Two boys came to join me at my table and I extended my regards. They were both aged 15 from Afghanistan. Encouraged by their families who were under attack by Daesh and Taliban to flee home and make a future for themselves. They walked for three months across Iran, Turkey, Bulgaria. But Hungary would not open the borders for them so they were stuck here. Some for months, others a year. And still waiting...


"Waiting is a part of intense living." I read that at a museum in Madrid almost exactly a year ago.

Now it echoed so hauntingly.


I texted friends back home for comfort. I was lost at being lost this time.


I also texted the refugee center. I felt compelled to comprehend this confusion. I met Ivana, the communication manager, the next morning. We spoke and toured the space. The place was crowded as the refugees wanted to charge their devices and Wi-Fi, seek company and assistance basically.


I spoke to Hijjaz and Vahed, two of dozens waiting in line for shower. There were children and women too. Lots of volunteers, medical personnel, supplies, care. They had everything save the border opening which still hangs the noose.


A boy was carrying a fleece blanket down the steps of the barracks, eyes darting at me. Lilting a melodious form with odd breaks like a search for a cry. A calling. A signal smoke.


I wished I spoke more Farsi. All my obsession over Iran but there I was, feeling sorely out of place and redundant. I felt hypocritical that my temporary passing would be an added burden of confusion. That my asking of "how are you feeling" felt like a rhetorical question harsher than winter. That my "Hey, I am Muslim too" felt like a disloyal abandonment. That my "May God keep you safe" as I wait for my plane home on Sunday showed my prerogative for moving while they were left with none.

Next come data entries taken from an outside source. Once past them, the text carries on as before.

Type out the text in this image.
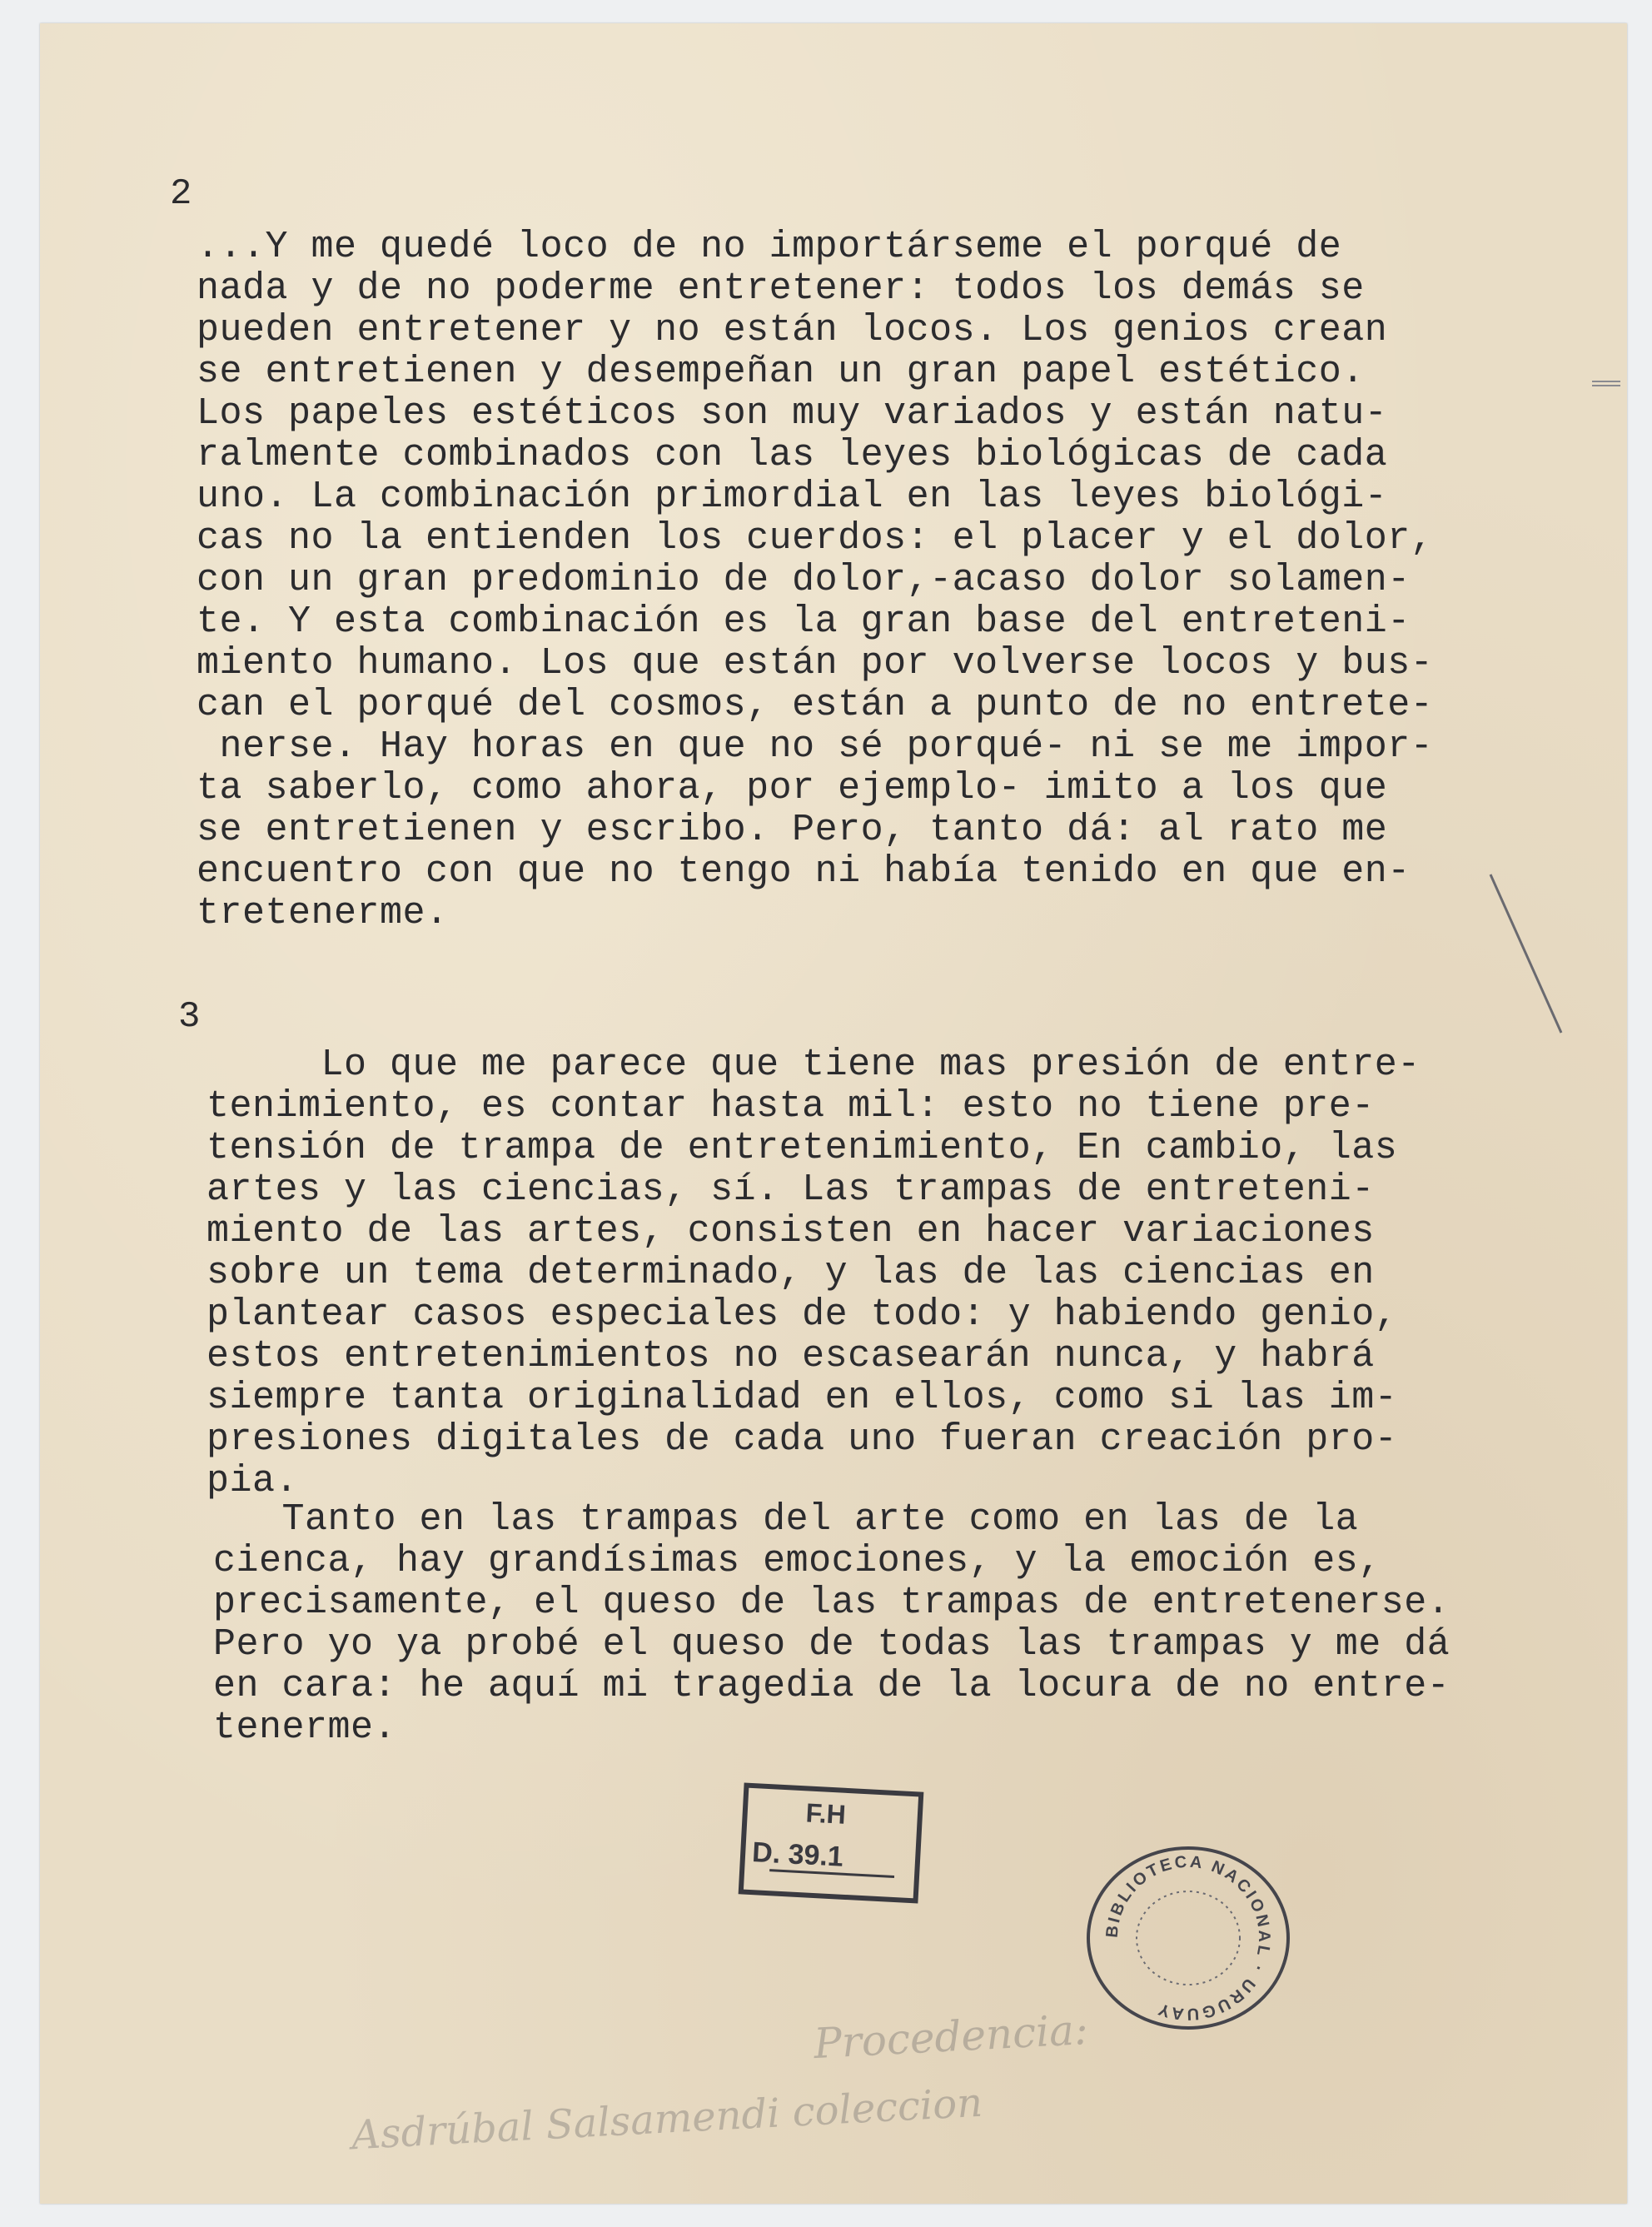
2
...Y me quedé loco de no importárseme el porqué de
nada y de no poderme entretener: todos los demás se
pueden entretener y no están locos. Los genios crean
se entretienen y desempeñan un gran papel estético.
Los papeles estéticos son muy variados y están natu-
ralmente combinados con las leyes biológicas de cada
uno. La combinación primordial en las leyes biológi-
cas no la entienden los cuerdos: el placer y el dolor,
con un gran predominio de dolor,-acaso dolor solamen-
te. Y esta combinación es la gran base del entreteni-
miento humano. Los que están por volverse locos y bus-
can el porqué del cosmos, están a punto de no entrete-
nerse. Hay horas en que no sé porqué- ni se me impor-
ta saberlo, como ahora, por ejemplo- imito a los que
se entretienen y escribo. Pero, tanto dá: al rato me
encuentro con que no tengo ni había tenido en que en-
tretenerme.
3
Lo que me parece que tiene mas presión de entre-
tenimiento, es contar hasta mil: esto no tiene pre-
tensión de trampa de entretenimiento, En cambio, las
artes y las ciencias, sí. Las trampas de entreteni-
miento de las artes, consisten en hacer variaciones
sobre un tema determinado, y las de las ciencias en
plantear casos especiales de todo: y habiendo genio,
estos entretenimientos no escasearán nunca, y habrá
siempre tanta originalidad en ellos, como si las im-
presiones digitales de cada uno fueran creación pro-
pia.
Tanto en las trampas del arte como en las de la
cienca, hay grandísimas emociones, y la emoción es,
precisamente, el queso de las trampas de entretenerse.
Pero yo ya probé el queso de todas las trampas y me dá
en cara: he aquí mi tragedia de la locura de no entre-
tenerme.
F.H
D. 39.1
BIBLIOTECA NACIONAL · URUGUAY
Procedencia:
Asdrúbal Salsamendi coleccion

That my desire to understand was only trying to fill my void but rob them. So I left the space.


I was so heartbroken until I read this.


"Stay strong. You're a musafir, Isky! Your prayers are the most maqbul, inshaAllah! Make use of that for now and seek for betterment for both you and those around you. I’m pretty sure you're already helping them as much as you can in your own ways but ask and keep asking Him for more."


Last night, I went back to the diner. It was full so I asked if I could join a table. Again, I melted into the foreign tongues as I tucked into my kebab. A lady in her late thirties and two men smoking and chatting, sipping çay, they look Mexican but apparently Afghani. The lady resembled my mum. She offered chat and spoke of her struggles.

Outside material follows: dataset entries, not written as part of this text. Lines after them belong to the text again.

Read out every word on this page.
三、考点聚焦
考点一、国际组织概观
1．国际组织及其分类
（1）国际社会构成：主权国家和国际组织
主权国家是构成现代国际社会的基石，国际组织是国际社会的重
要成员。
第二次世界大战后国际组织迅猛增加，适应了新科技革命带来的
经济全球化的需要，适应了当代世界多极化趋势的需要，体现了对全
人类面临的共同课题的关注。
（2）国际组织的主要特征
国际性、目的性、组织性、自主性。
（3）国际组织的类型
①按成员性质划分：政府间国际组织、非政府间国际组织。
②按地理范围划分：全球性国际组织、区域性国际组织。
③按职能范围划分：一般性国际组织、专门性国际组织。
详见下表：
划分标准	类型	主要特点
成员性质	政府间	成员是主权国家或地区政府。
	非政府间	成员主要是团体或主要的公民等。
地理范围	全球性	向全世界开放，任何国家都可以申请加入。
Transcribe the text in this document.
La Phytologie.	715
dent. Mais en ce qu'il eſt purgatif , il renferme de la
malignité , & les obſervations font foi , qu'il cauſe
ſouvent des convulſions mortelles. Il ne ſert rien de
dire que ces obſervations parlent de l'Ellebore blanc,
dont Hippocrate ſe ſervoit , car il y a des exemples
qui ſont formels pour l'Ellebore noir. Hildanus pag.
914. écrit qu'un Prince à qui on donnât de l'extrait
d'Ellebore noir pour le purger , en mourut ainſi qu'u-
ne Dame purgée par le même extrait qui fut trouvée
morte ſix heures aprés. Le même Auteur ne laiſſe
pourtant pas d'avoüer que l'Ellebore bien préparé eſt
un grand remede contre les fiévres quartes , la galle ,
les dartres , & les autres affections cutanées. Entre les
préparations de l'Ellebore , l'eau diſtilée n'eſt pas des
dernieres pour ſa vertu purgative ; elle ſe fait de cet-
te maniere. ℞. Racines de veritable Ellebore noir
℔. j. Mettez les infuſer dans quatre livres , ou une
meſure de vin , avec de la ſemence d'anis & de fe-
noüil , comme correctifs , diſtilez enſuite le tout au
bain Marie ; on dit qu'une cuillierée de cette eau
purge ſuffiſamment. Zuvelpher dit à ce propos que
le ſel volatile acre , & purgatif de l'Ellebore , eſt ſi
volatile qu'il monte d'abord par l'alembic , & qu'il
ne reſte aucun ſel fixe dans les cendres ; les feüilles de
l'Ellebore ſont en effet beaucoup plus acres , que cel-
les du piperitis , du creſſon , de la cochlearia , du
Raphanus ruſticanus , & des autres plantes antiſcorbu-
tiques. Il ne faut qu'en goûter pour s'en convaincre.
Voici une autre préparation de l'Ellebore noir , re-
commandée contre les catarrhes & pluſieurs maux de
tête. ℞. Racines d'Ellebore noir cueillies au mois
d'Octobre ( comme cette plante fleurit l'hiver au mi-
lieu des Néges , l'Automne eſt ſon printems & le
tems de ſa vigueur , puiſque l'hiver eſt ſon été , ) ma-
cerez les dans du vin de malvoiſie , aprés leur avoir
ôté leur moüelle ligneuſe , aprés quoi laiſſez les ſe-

I noticed a pair of Central Asian looking men across us. They reminded me of myself and my dad, just passively sharing the spring chicken, few words exchanged. Eating in haste, lingering eyes. Then they came over and spoke to the lady in Pashtun.

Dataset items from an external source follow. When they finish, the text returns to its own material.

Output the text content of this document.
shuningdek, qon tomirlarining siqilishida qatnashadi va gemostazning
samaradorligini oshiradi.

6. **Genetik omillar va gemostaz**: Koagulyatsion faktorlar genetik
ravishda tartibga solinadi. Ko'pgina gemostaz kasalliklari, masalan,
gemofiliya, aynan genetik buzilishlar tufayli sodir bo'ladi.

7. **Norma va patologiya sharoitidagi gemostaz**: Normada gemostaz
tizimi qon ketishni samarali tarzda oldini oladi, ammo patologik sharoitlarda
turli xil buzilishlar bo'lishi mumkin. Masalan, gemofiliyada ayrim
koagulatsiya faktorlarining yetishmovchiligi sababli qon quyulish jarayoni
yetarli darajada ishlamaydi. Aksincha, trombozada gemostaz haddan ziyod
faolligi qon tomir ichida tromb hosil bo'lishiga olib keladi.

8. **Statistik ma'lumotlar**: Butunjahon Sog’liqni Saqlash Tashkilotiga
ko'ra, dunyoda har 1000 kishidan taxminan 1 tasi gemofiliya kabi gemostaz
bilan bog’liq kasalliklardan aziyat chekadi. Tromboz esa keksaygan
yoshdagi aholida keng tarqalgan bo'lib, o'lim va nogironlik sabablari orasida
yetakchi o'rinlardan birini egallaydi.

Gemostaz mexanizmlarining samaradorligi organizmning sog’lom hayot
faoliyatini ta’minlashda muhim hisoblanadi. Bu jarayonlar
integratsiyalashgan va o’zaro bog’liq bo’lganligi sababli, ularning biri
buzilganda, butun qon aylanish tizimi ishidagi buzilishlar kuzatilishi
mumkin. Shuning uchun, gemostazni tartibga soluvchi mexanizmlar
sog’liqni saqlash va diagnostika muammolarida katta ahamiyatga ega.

I smiled and asked if they were Afghani. Morteza and his uncle, Akbar. I told them now I understood why when I was in rural Iran the old men thought I was Afghani. We shared some similar features. They were so surprised to hear that I was from Singapore and just touring the Balkans.


My heart sank again when they said, "You live in the best country." I joked they should follow me back to Singapore. They apparently fled from asylum camps in Iran trying to reach Paris. But after months of poor predicament, tonight they plan to make a detour to Greece.


That was their last meal there. Their smiles glossed over their sorry states. I was on the brink of tears when I shook their hands to wish them a safe journey when Morteza embraced me so tightly.

"Khoda Hafez" (May God be with you)


God is Giving, indeed.


This article has been edited for the online platform.